Disabled girl (13) with a broken leg forced to endure 25 hours in a&e
A severely disabled 13-year-old girl and her family endured a 25-hour ordeal in the crowded A&E at Crumlin Hospital during which she was found to have a broken leg.
Sophia Daly, from Dublin, who suffers from cerebral palsy and other complications, was brought to the hospital by her concerned mother Joan at 7pm last Friday.
After being triaged she was returned to the packed waiting room, her father Aaron said yesterday.
"I went to the hospital at 11.45pm and at that stage a doctor still had not seen her," he said.
"She was sent for an X-ray at 12.30am and then placed in an overflow room.
"The hospital could not get a bed to fit her. At 6am she had another X-ray.
"The plaster room was also being used as a small clinic where other children were brought for plastering.
"We were told around 3pm that another child nearby had respiratory syncytial virus and we were very concerned because Sophia has a lowered immune system."
Sophia is a long-term patient of the hospital and her family had a 19-month battle, even protesting outside the Dail, before she had spinal surgery at the end of 2018.
She eventually got a bed at 8pm on Saturday.
"The staff were brilliant but when we were told we could leave we took it with both hands and left," Mr Daly said.
"The health system seems to be imploding."
Meanwhile, overcrowded A&Es are facing a "perfect storm" as rising numbers of patients seek emergency care and flu takes hold.
The HSE warned the level of flu circulating is increasing and already at levels normally seen later in the season while there continues to be a spike in respiratory illness among children.

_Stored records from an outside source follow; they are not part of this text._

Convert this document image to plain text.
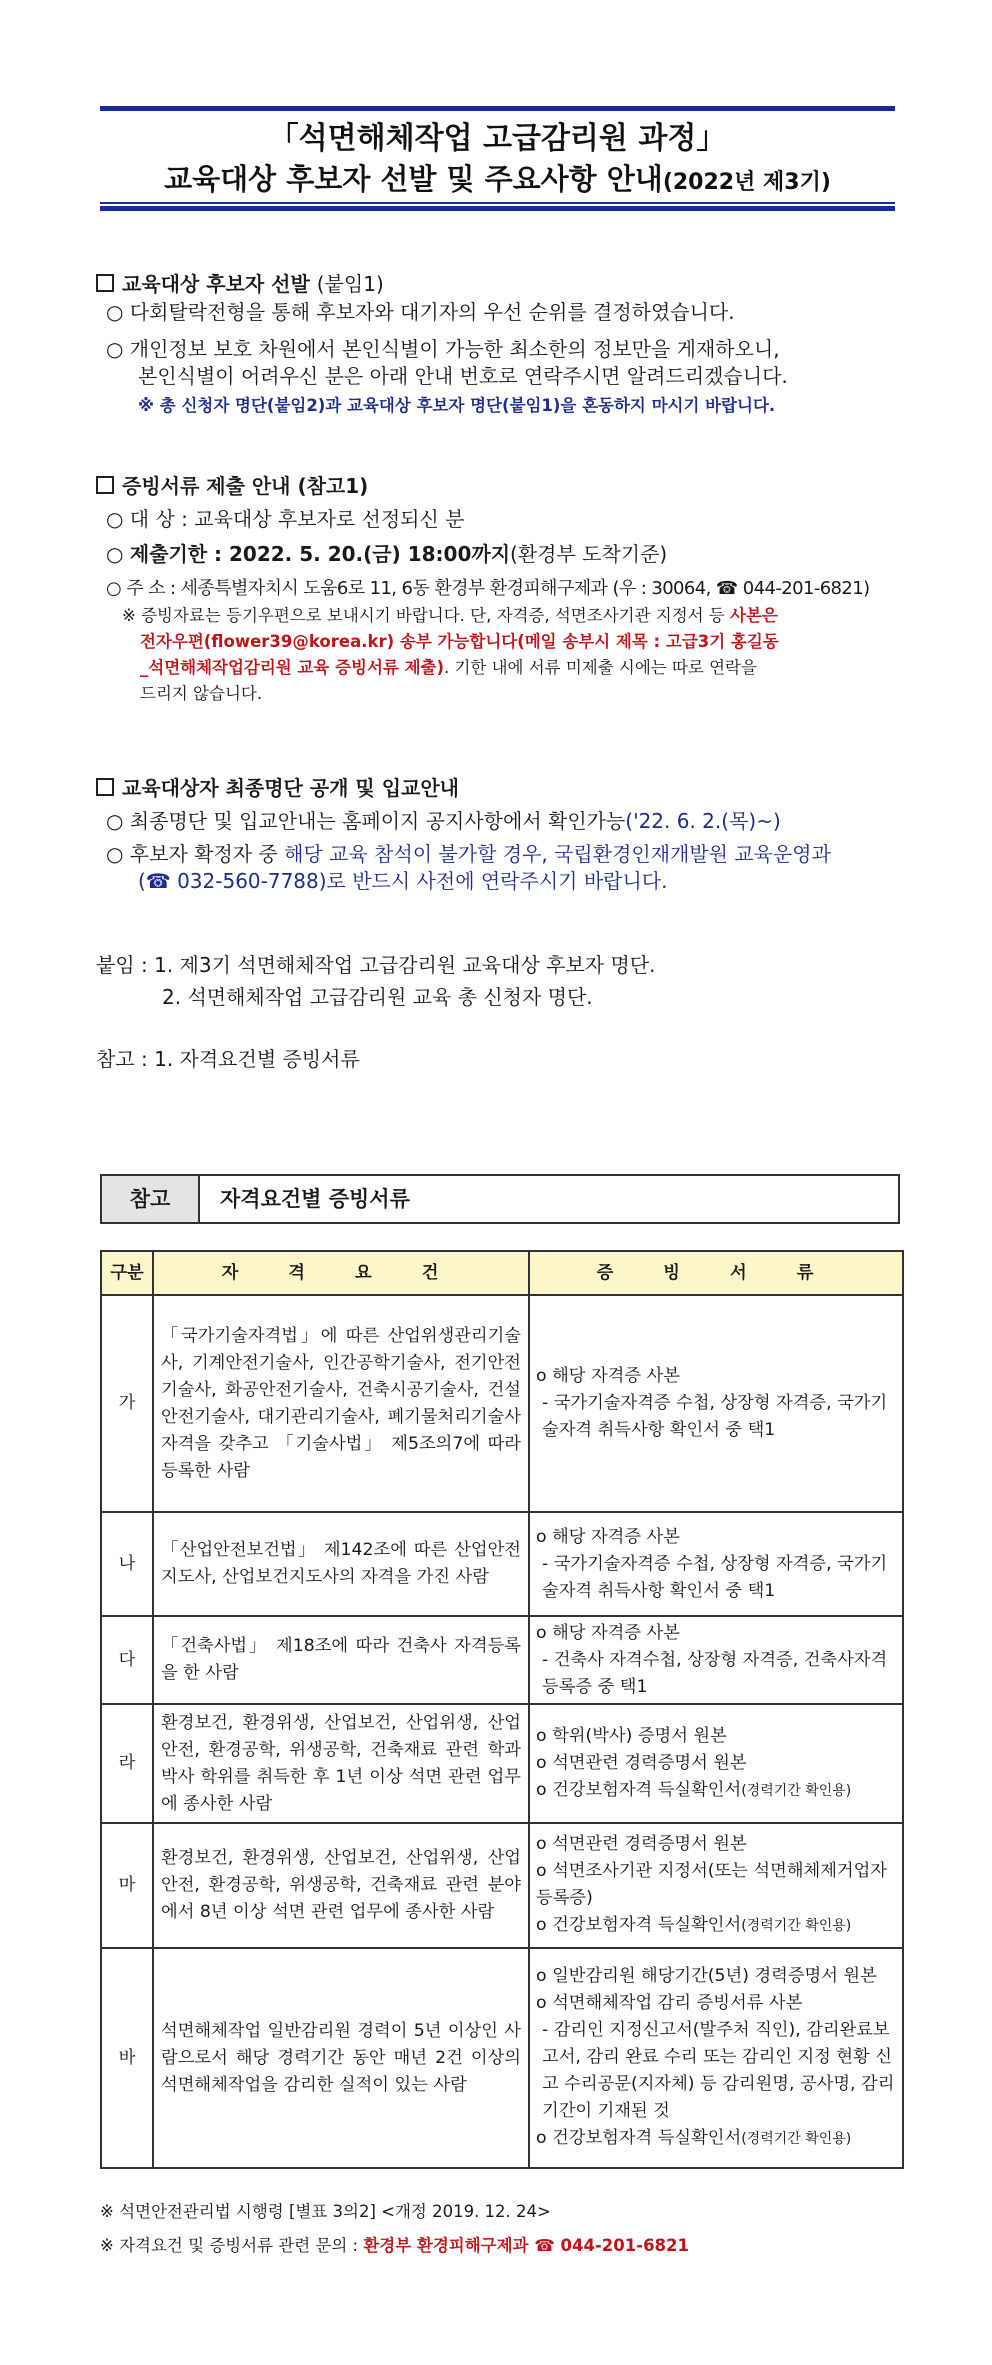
「석면해체작업 고급감리원 과정」
교육대상 후보자 선발 및 주요사항 안내(2022년 제3기)
교육대상 후보자 선발 (붙임1)
○ 다회탈락전형을 통해 후보자와 대기자의 우선 순위를 결정하였습니다.
○ 개인정보 보호 차원에서 본인식별이 가능한 최소한의 정보만을 게재하오니,
본인식별이 어려우신 분은 아래 안내 번호로 연락주시면 알려드리겠습니다.
※ 총 신청자 명단(붙임2)과 교육대상 후보자 명단(붙임1)을 혼동하지 마시기 바랍니다.
증빙서류 제출 안내 (참고1)
○ 대 상 : 교육대상 후보자로 선정되신 분
○ 제출기한 : 2022. 5. 20.(금) 18:00까지(환경부 도착기준)
○ 주 소 : 세종특별자치시 도움6로 11, 6동 환경부 환경피해구제과 (우 : 30064, ☎ 044-201-6821)
※ 증빙자료는 등기우편으로 보내시기 바랍니다. 단, 자격증, 석면조사기관 지정서 등 사본은
전자우편(flower39@korea.kr) 송부 가능합니다(메일 송부시 제목 : 고급3기 홍길동
_석면해체작업감리원 교육 증빙서류 제출). 기한 내에 서류 미제출 시에는 따로 연락을
드리지 않습니다.
교육대상자 최종명단 공개 및 입교안내
○ 최종명단 및 입교안내는 홈페이지 공지사항에서 확인가능('22. 6. 2.(목)~)
○ 후보자 확정자 중 해당 교육 참석이 불가할 경우, 국립환경인재개발원 교육운영과
(☎ 032-560-7788)로 반드시 사전에 연락주시기 바랍니다.
붙임 : 1. 제3기 석면해체작업 고급감리원 교육대상 후보자 명단.
2. 석면해체작업 고급감리원 교육 총 신청자 명단.
참고 : 1. 자격요건별 증빙서류
참고	자격요건별 증빙서류
구분	자 격 요 건	증 빙 서 류
가	「국가기술자격법」에 따른 산업위생관리기술사, 기계안전기술사, 인간공학기술사, 전기안전기술사, 화공안전기술사, 건축시공기술사, 건설안전기술사, 대기관리기술사, 폐기물처리기술사 자격을 갖추고 「기술사법」 제5조의7에 따라 등록한 사람	o 해당 자격증 사본
- 국가기술자격증 수첩, 상장형 자격증, 국가기술자격 취득사항 확인서 중 택1

나	「산업안전보건법」 제142조에 따른 산업안전지도사, 산업보건지도사의 자격을 가진 사람	o 해당 자격증 사본
- 국가기술자격증 수첩, 상장형 자격증, 국가기술자격 취득사항 확인서 중 택1

다	「건축사법」 제18조에 따라 건축사 자격등록을 한 사람	o 해당 자격증 사본
- 건축사 자격수첩, 상장형 자격증, 건축사자격 등록증 중 택1

라	환경보건, 환경위생, 산업보건, 산업위생, 산업안전, 환경공학, 위생공학, 건축재료 관련 학과 박사 학위를 취득한 후 1년 이상 석면 관련 업무에 종사한 사람	o 학위(박사) 증명서 원본
o 석면관련 경력증명서 원본
o 건강보험자격 득실확인서(경력기간 확인용)

마	환경보건, 환경위생, 산업보건, 산업위생, 산업안전, 환경공학, 위생공학, 건축재료 관련 분야에서 8년 이상 석면 관련 업무에 종사한 사람	o 석면관련 경력증명서 원본
o 석면조사기관 지정서(또는 석면해체제거업자 등록증)
o 건강보험자격 득실확인서(경력기간 확인용)

바	석면해체작업 일반감리원 경력이 5년 이상인 사람으로서 해당 경력기간 동안 매년 2건 이상의 석면해체작업을 감리한 실적이 있는 사람	o 일반감리원 해당기간(5년) 경력증명서 원본
o 석면해체작업 감리 증빙서류 사본
- 감리인 지정신고서(발주처 직인), 감리완료보고서, 감리 완료 수리 또는 감리인 지정 현황 신고 수리공문(지자체) 등 감리원명, 공사명, 감리 기간이 기재된 것
o 건강보험자격 득실확인서(경력기간 확인용)
※ 석면안전관리법 시행령 [별표 3의2] <개정 2019. 12. 24>
※ 자격요건 및 증빙서류 관련 문의 : 환경부 환경피해구제과 ☎ 044-201-6821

The grim forecast comes in the wake of the personal expose of "unacceptable" A&E conditions endured by Fine Gael TD Kate O'Connell, who brought her child to the emergency unit in Crumlin Hospital over the weekend but left after eight hours without seeing a doctor.
She admitted she was embarrassed in case people recognised she was a TD and said it was shocking that a waiting room would have vomiting babies, breastfeeding mothers and children with head injuries and broken arms all in the one mix.
Senior HSE official John Ryan said yesterday that attendances at A&E departments across the country reached 26,396 in the last week, a rise of 1,600 over 2018.
The number of over-75s coming for emergency care has escalated by nearly 12pc but only half are either being discharged or admitted within the target time of nine hours.
Dr Ciara Martin, a paediatric emergency consultant, said some of the children attending A&E units are being brought by parents who cannot get an appointment with a GP, with the number of children attending A&E up by 20pc.
"Temple Street Hospital normally sees 180 to 190 children in an average day and now they are seeing 250 to 260," Dr Martin said.